Je dis, messieurs, que quand on veut faire une loi de sincérité, une loi forte, on doit prendre les moyens de rendre justice, et la loi telle qu'elle nous est présentée ne remplit pas ces conditions.
- Plusieurs membres. - Aux voix ! Aux voix !
M. Orts. - Messieurs, j'appuie la proposition présentée par l'honorable M. de Theux. Je suis partisan de la suppression du ballottage et je vais vous dire pourquoi : C'est d'abord parce que je crois que c'est de tous les remèdes le plus efficace pour empêcher le mal que nous voulons tous faire disparaître, je dirai plus, ce qui est une honte pour le corps électoral, je veux parler des dépenses électorales.
Quand vous n'aurez plus le ballottage, il n'y aura plus de raison pour donner un dîner aux électeurs. (Interruption.)
Vous donnerez un déjeuner, mais vous ne donnerez plus de dîner et vous aurez gagné 75 p. c. des dépenses.

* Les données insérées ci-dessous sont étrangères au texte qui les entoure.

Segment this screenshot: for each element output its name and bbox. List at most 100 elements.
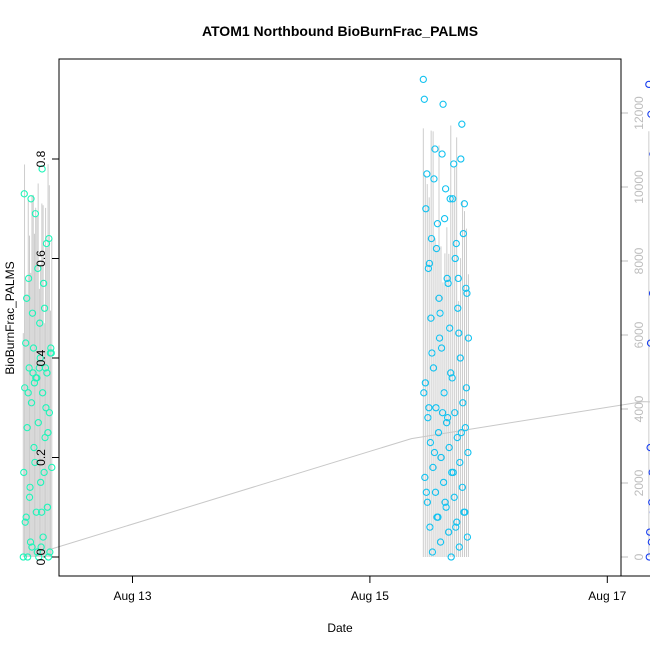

Maintenant je crois que le scrutin de ballottage est parfaitement inutile. Je n'admets pas qu'il soit tout entier au profit du centre de population dans lequel se fait l'élection. Si cela était, ce serait une injustice que nous ne devrions pas tolérer, mais je crois que la suppression du ballottage aura cet excellent résultat d'introduire dans les partis une discipline plus solide que celle qui existe aujourd'hui.

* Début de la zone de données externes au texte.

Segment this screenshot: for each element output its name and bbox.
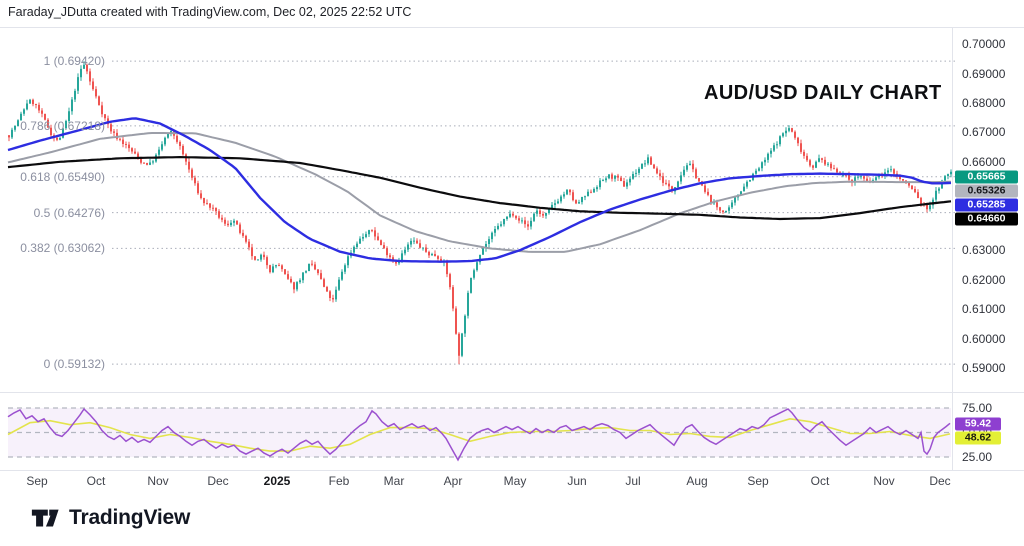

Beaucoup de minorités se détachent de la majorité de leur opinion en disant : Nous allons produire un candidat et au ballottage nous nous mettrons du côté du candidat qui a seul des chances et qui se rapproche le plus de notre nuance. Quant aux inconvénients qu'a signalés l'honorable ministre des finances, ils ne peuvent se produire quand on saura qu'il n'y a plus de ballotage.
MfFOµ. - Messieurs, les derniers mots que vient de prononcer l'honorable membre font naître dans mon esprit une observation que je soumets à l'assemblée.
Il veut que l'on introduise la discipline dans les partis et il pense que la suppression du ballottage sera un moyen très efficace d'arriver à ce résultat.
Messieurs, parlons franchement.
La discipline existe parfaitement chez nos adversaires. Je n'ai pas souvenir d'avoir vu une seule fois dans un collège électoral deux listes catholiques, mais dans beaucoup de collèges électoraux j'ai vu plusieurs listes libérales.
M. Orts. - Parce qu'il y a ballottage.
MfFOµ. - Ah ! parce qu'il y a ballottage ! Eh bien, si vous le faites disparaître, vous ouvrirez la porte à des manœuvres, dont l'habile tactique de vos adversaires saura parfaitement profiter. On vous suscitera dans votre propre parti des concurrents, afin de diviser les suffrages des électeurs de votre opinion, et à l'aide de cette division, vos adversaires se feront élire par la minorité du corps électoral, devenue ainsi majorité relative. Voilà le résultat auquel vous aboutirez par la suppression du ballottage.
M. Jacobsµ. - Messieurs, j'ai présenté comme article 35bis la proposition dont l'honorable M. de Theux a fait un amendement à l'article 3 ; pour épargner les moments de la Chambre, je renonce à cet article additionnel et je me borne à ajouter quelques mots à l'appui de l'amendement de l'honorable comte de Theux. Mais ici je suis fort embarrassé.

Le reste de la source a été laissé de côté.